Walking trough the park today we were caught by a heavy rain shower that literally came out of the clear blue sky. Whilst dashing through town to our car we spotted a spectacular rainbow. In fact it was a double rainbow, which many people will be familiar with. The lower (primary) bow was interesting though, as it appeared to show fringes of green and pink inside the violet edge.
When I got home I learned that we had seen a Supernumerary Rainbow. Luckily I caught a nice photo of it (the best camera is the one you have on you) which is shown above. I also enhanced the image to show the fringes better, this is shown below.
Your common-or-garden rainbow is created when light from the Sun is reflected around inside raindrops and projected back at you (see image below). You stand with the Sun behind you and the rain ahead of you (or all around you) and if the conditions are right you see the rainbow forming an arc. The arc forms at an angle of approximately 42 degrees from the axis of the Sun’s rays. The rainbow is not a physical entity but an optical effect and so it moves as you do – meaning you cannot find the end of it, let alone a pot of gold.
Supernumerary bows are created because different rays of light are actually deflected within each raindrop slightly differently. Imagining a raindrop that is roughly spherical, as in the image above, rays that are incident near the top are deflected out at slightly different angle than one incident near the middle. The rays have fractionally different path lengths.
When light rays of different path lengths exit raindrops, they interfere and either enhance or cancel out particular colours. In reality there are many rays entering many raindrops over a range of incident angles. Over the whole range of angles the wave pairs alternately reinforce or cancel each other to produce light and dark fringes. Each bright fringe is a supernumerary bow.
If the raindrops in the air are all about the same size then this means this effect becomes pronounced and you can easily see the supernumerary rainbow.
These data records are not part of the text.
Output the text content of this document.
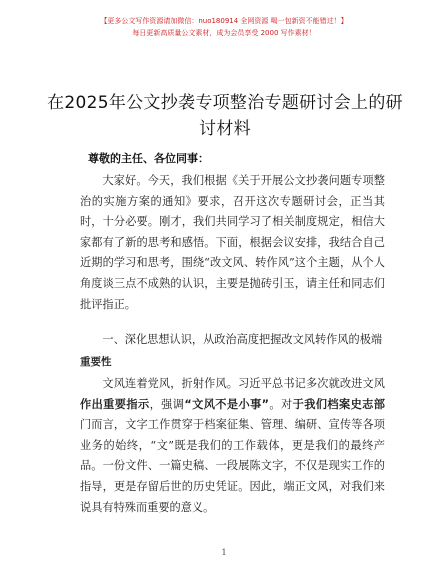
【更多公文写作资源请加微信：nuo180914 全网资源 喝一包新资不能错过！】
每日更新高质量公文素材，成为会员享受 2000 写作素材！
在2025年公文抄袭专项整治专题研讨会上的研讨材料
尊敬的主任、各位同事：
大家好。今天，我们根据《关于开展公文抄袭问题专项整治的实施方案的通知》要求，召开这次专题研讨会，正当其时，十分必要。刚才，我们共同学习了相关制度规定，相信大家都有了新的思考和感悟。下面，根据会议安排，我结合自己近期的学习和思考，围绕“改文风、转作风”这个主题，从个人角度谈三点不成熟的认识，主要是抛砖引玉，请主任和同志们批评指正。
一、深化思想认识，从政治高度把握改文风转作风的极端
重要性
文风连着党风，折射作风。习近平总书记多次就改进文风作出重要指示，强调“文风不是小事”。对于我们档案史志部门而言，文字工作贯穿于档案征集、管理、编研、宣传等各项业务的始终，“文”既是我们的工作载体，更是我们的最终产品。一份文件、一篇史稿、一段展陈文字，不仅是现实工作的指导，更是存留后世的历史凭证。因此，端正文风，对我们来说具有特殊而重要的意义。
1
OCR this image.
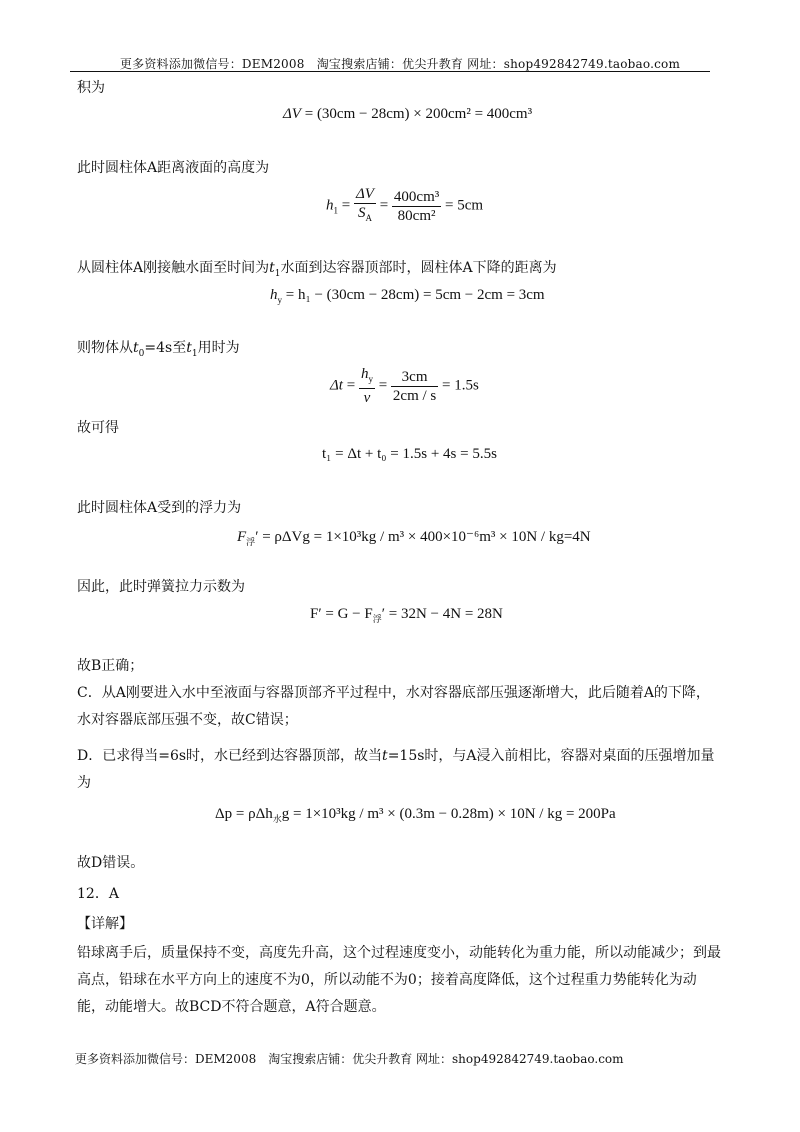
更多资料添加微信号：DEM2008　淘宝搜索店铺：优尖升教育 网址：shop492842749.taobao.com
积为
ΔV = (30cm − 28cm) × 200cm² = 400cm³
此时圆柱体A距离液面的高度为
$h_1 = \frac{\Delta V}{S_A} = \frac{\text{400cm³}}{\text{80cm²}} = 5cm$
从圆柱体A刚接触水面至时间为$t_1$水面到达容器顶部时，圆柱体A下降的距离为
$h_y = h_1 - (30cm - 28cm) = 5cm - 2cm = 3cm$
则物体从$t_0=4s$至$t_1$用时为
$\Delta t = \frac{h_y}{v} = \frac{3cm}{2cm / s} = 1.5s$
故可得
t₁ = Δt + t₀ = 1.5s + 4s = 5.5s
此时圆柱体A受到的浮力为
$F_浮' = \rho\Delta Vg = 1\times 10^3kg / m^3 \times 400\times 10^{-6}m^3 \times 10N / kg=4N$
因此，此时弹簧拉力示数为
$F' = G - F_浮' = 32N - 4N = 28N$
故B正确；
C．从A刚要进入水中至液面与容器顶部齐平过程中，水对容器底部压强逐渐增大，此后随着A的下降，水对容器底部压强不变，故C错误；
D．已求得当=6s时，水已经到达容器顶部，故当t=15s时，与A浸入前相比，容器对桌面的压强增加量为
Δp = ρΔh$_水$g = 1×10³kg / m³ × (0.3m − 0.28m) × 10N / kg = 200Pa
故D错误。
12．A
【详解】
铅球离手后，质量保持不变，高度先升高，这个过程速度变小，动能转化为重力能，所以动能减少；到最高点，铅球在水平方向上的速度不为0，所以动能不为0；接着高度降低，这个过程重力势能转化为动能，动能增大。故BCD不符合题意，A符合题意。
更多资料添加微信号：DEM2008　淘宝搜索店铺：优尖升教育 网址：shop492842749.taobao.com
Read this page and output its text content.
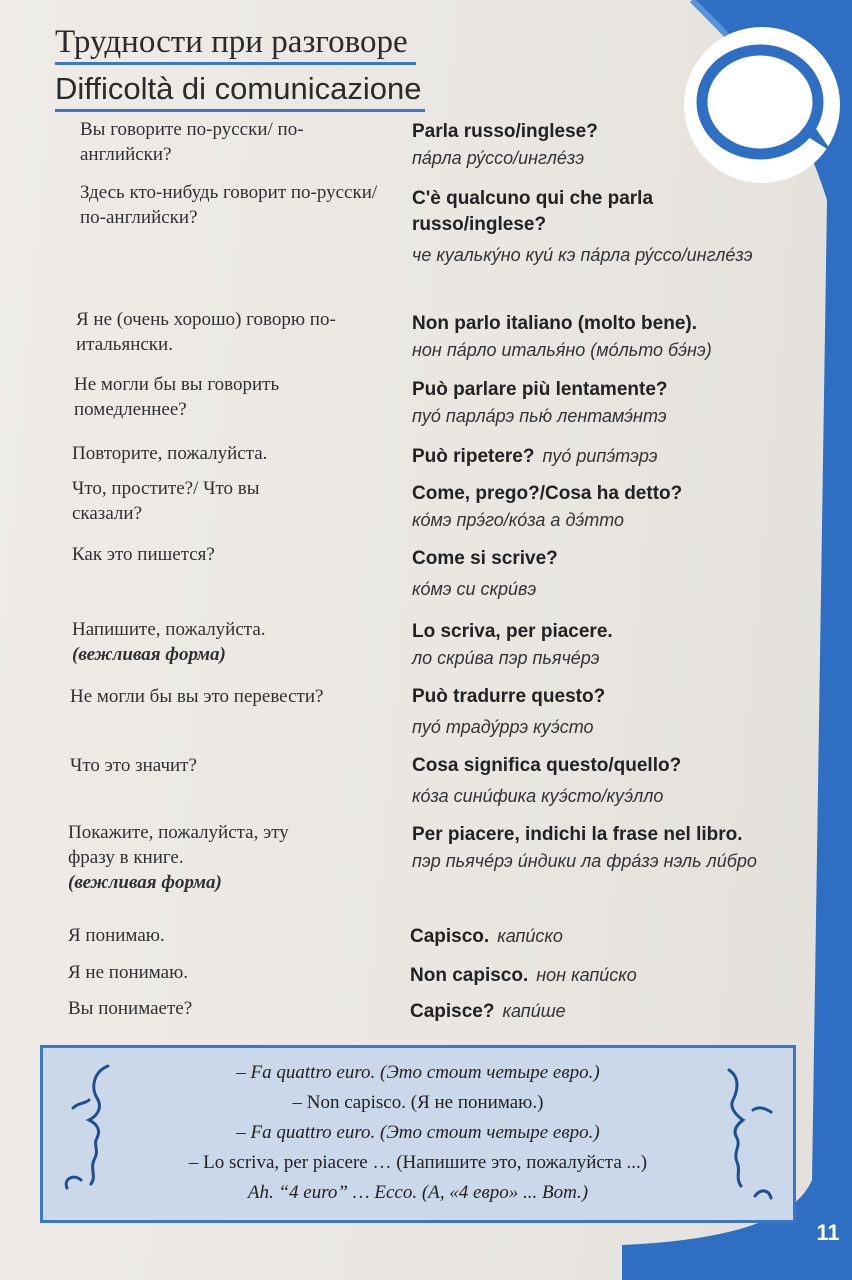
Трудности при разговоре
Difficoltà di comunicazione
Вы говорите по-русски/ по-английски?
Parla russo/inglese?
па́рла ру́ссо/инглéзэ
Здесь кто-нибудь говорит по-русски/по-английски?
C'è qualcuno qui che parla russo/inglese?
че куальку́но куи́ кэ па́рла ру́ссо/инглéзэ
Я не (очень хорошо) говорю по-итальянски.
Non parlo italiano (molto bene).
нон па́рло италья́но (мо́льто бэ́нэ)
Не могли бы вы говорить помедленнее?
Può parlare più lentamente?
пуо́ парла́рэ пью́ лентамэ́нтэ
Повторите, пожалуйста.	Può ripetere? пуо́ рипэ́тэрэ
Что, простите?/ Что вы сказали?
Come, prego?/Cosa ha detto?
ко́мэ прэ́го/ко́за а дэ́тто
Как это пишется?	Come si scrive?
ко́мэ си скри́вэ
Напишите, пожалуйста.
(вежливая форма)
Lo scriva, per piacere.
ло скри́ва пэр пьячéрэ
Не могли бы вы это перевести?	Può tradurre questo?
пуо́ траду́ррэ куэ́сто
Что это значит?	Cosa significa questo/quello?
ко́за сини́фика куэ́сто/куэ́лло
Покажите, пожалуйста, эту фразу в книге.
(вежливая форма)
Per piacere, indichi la frase nel libro.
пэр пьячéрэ и́ндики ла фра́зэ нэль ли́бро
Я понимаю.	Capisco. капи́ско
Я не понимаю.	Non capisco. нон капи́ско
Вы понимаете?	Capisce? капи́ше
– Fa quattro euro. (Это стоит четыре евро.)
– Non capisco. (Я не понимаю.)
– Fa quattro euro. (Это стоит четыре евро.)
– Lo scriva, per piacere … (Напишите это, пожалуйста ...)
Ah. “4 euro” … Ecco. (А, «4 евро» ... Вот.)
11
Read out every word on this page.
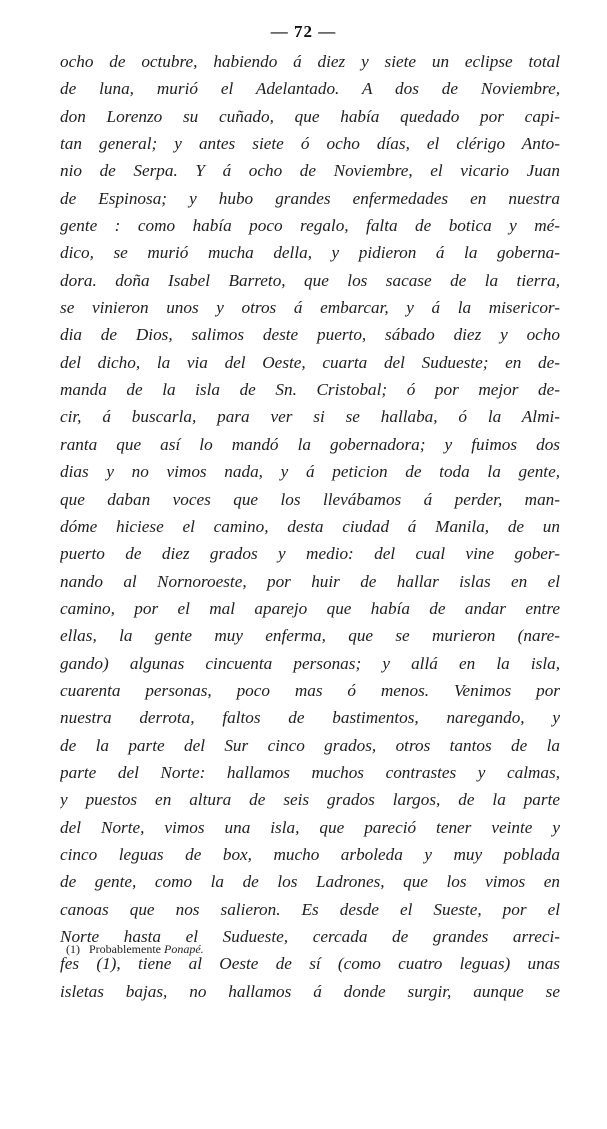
— 72 —
ocho de octubre, habiendo á diez y siete un eclipse total
de luna, murió el Adelantado. A dos de Noviembre,
don Lorenzo su cuñado, que había quedado por capi-
tan general; y antes siete ó ocho días, el clérigo Anto-
nio de Serpa. Y á ocho de Noviembre, el vicario Juan
de Espinosa; y hubo grandes enfermedades en nuestra
gente : como había poco regalo, falta de botica y mé-
dico, se murió mucha della, y pidieron á la goberna-
dora. doña Isabel Barreto, que los sacase de la tierra,
se vinieron unos y otros á embarcar, y á la misericor-
dia de Dios, salimos deste puerto, sábado diez y ocho
del dicho, la via del Oeste, cuarta del Sudueste; en de-
manda de la isla de Sn. Cristobal; ó por mejor de-
cir, á buscarla, para ver si se hallaba, ó la Almi-
ranta que así lo mandó la gobernadora; y fuimos dos
dias y no vimos nada, y á peticion de toda la gente,
que daban voces que los llevábamos á perder, man-
dóme hiciese el camino, desta ciudad á Manila, de un
puerto de diez grados y medio: del cual vine gober-
nando al Nornoroeste, por huir de hallar islas en el
camino, por el mal aparejo que había de andar entre
ellas, la gente muy enferma, que se murieron (nare-
gando) algunas cincuenta personas; y allá en la isla,
cuarenta personas, poco mas ó menos. Venimos por
nuestra derrota, faltos de bastimentos, naregando, y
de la parte del Sur cinco grados, otros tantos de la
parte del Norte: hallamos muchos contrastes y calmas,
y puestos en altura de seis grados largos, de la parte
del Norte, vimos una isla, que pareció tener veinte y
cinco leguas de box, mucho arboleda y muy poblada
de gente, como la de los Ladrones, que los vimos en
canoas que nos salieron. Es desde el Sueste, por el
Norte hasta el Sudueste, cercada de grandes arreci-
fes (1), tiene al Oeste de sí (como cuatro leguas) unas
isletas bajas, no hallamos á donde surgir, aunque se
(1) Probablemente Ponapé.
Rain showers with lots of different raindrop sizes don’t produce supernumerary bows.
In reading up on this topic I also read about lots of other types of rainbow I’d never thought about, including red rainbows that occur at sunrise or sunset and so lack the blue chart of their spectrum, reflected rainbows and zero order rainbows which aren’t rainbows at all but enhancements of the Sun’s apparent brightness due to a rainbow occurring.